For One Game Or Two, Ryan Lavarnway Should Start

BALTIMORE, MD - SEPTEMBER 27: Ryan Lavarnway #60 of the Boston Red Sox follows his three RBI home run against the Baltimore Orioles during the fourth inning at Oriole Park at Camden Yards on September 27, 2011 in Baltimore, Maryland. (Photo by Rob Carr/Getty Images)

It's been an up-and-down year for the Boston Red Sox' catchers, of that there's no doubt. For a couple months there with Jarrod Saltalamacchia, it really did seem as though the Sox had run into their answer. His OPS was up in the stratosphere through June and July, and with Jason Varitek putting up good numbers in the backup role, fans were even willing to overlook the often times terrible defense that came behind the plate.

Then he fell back to Earth.

After a terrible September, Jarrod Saltalamacchia's season now looks a lot more like what we might have been expecting at the beggining. A .319 wOBA leaves him just one point above Jason Varitek, who has seen an even more dramatic fall-off this month. While that actually doesn't leave them in too terrible a place amongst the catchers of the league, it's a far cry from being good when you consider all the passed balls, wild pitches, and singles turned into triples (that one's mostly on Varitek). 

So here we stand with a big old question mark behind the plate once again. This time, though, there's an answer sitting on the bench--one that's been there for the whole month, and finally got a chance to show his stuff last night in the biggest game of the year.

By now, everyone knows of Ryan Lavarnway's heroics. The real question is: why did it take so long for him to get a start? The obvious answer would seem to be the defense--it's always been the knock on Lavarnway. But quite frankly he looked fine behind the plate last night, and the man he'd mostly be replacing has allowed a full 60% more passed balls than the next backstop on the list, so it's not like there's much to lose.  

Meanwhile, he offers a potentially huge bat against left-handed pitchers, and one that's quite possibly quite capable of hitting righties as well, should the minor league numbers play out in the majors. He certainly seemed to be fooled a bit last night when facing same-handed pitching, but that could be as much because of how little he's been used in the past month. He was actually hitting them rather better than lefties in a very small sample size before yesterday, and had seen them well enough to draw a few walks in his short time with the team.

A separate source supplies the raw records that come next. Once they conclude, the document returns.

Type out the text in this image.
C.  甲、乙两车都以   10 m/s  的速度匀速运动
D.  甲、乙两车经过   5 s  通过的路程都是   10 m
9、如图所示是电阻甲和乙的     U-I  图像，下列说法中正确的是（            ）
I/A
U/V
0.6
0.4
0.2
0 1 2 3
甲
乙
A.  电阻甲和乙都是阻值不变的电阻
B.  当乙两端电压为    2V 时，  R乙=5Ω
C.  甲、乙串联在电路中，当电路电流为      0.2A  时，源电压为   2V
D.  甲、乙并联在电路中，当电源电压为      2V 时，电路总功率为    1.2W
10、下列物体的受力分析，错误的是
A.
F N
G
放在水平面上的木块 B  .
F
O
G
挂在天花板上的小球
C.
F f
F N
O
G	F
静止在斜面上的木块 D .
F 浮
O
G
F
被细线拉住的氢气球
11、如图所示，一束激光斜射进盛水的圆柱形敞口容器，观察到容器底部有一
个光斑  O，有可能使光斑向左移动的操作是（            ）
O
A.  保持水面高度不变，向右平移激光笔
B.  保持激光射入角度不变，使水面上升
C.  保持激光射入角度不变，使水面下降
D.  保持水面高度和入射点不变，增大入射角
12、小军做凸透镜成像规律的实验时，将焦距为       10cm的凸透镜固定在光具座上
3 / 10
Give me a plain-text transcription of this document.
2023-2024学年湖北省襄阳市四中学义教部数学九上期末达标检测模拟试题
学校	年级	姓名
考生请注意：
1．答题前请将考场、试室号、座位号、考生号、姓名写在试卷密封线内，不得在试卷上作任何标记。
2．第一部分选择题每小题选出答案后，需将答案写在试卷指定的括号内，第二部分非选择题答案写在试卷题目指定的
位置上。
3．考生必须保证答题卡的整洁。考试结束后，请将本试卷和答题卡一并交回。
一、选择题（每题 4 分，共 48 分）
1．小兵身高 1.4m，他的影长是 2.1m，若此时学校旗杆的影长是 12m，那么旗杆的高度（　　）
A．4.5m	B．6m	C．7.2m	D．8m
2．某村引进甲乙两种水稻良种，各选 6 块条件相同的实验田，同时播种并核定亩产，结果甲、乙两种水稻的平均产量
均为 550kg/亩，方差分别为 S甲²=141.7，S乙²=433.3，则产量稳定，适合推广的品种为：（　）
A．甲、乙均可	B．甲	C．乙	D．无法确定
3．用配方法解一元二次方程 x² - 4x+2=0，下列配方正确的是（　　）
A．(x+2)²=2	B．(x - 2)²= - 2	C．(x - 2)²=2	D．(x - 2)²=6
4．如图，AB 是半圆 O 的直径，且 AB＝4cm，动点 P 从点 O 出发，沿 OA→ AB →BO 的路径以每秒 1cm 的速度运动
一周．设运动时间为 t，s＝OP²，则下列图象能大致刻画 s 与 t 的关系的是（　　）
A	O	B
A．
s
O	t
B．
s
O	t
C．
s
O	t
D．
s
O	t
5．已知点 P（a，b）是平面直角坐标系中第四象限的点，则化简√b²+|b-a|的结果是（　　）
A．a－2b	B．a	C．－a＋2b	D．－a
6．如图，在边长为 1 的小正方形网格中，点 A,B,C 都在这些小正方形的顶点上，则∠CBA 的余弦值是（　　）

If you subscribe to the more classical ideas of baseball, then if nothing else Ryan Lavarnway is a shot in the arm. For those who are more statistically-oriented, then it's simply a matter of acknowledging that Jarrod Saltalamacchia, over the course of the year, seems to have proven to be little more than what he was in years past--and that's not really acceptable for the Red Sox.

Should they make the playoffs, then it might be time to re-evaluate based on things like Josh Beckett's security blanket relationship with Jason Varitek and Lavarnway's unfamiliarity with the pitching staff. But for now the Sox need to score runs, and if Bruce Chen happens to show up tomorrow, then it's not like Lavarnway will be any less familiar with him than Salty or Tek.

Play the hot hand, and hope he helps win some games.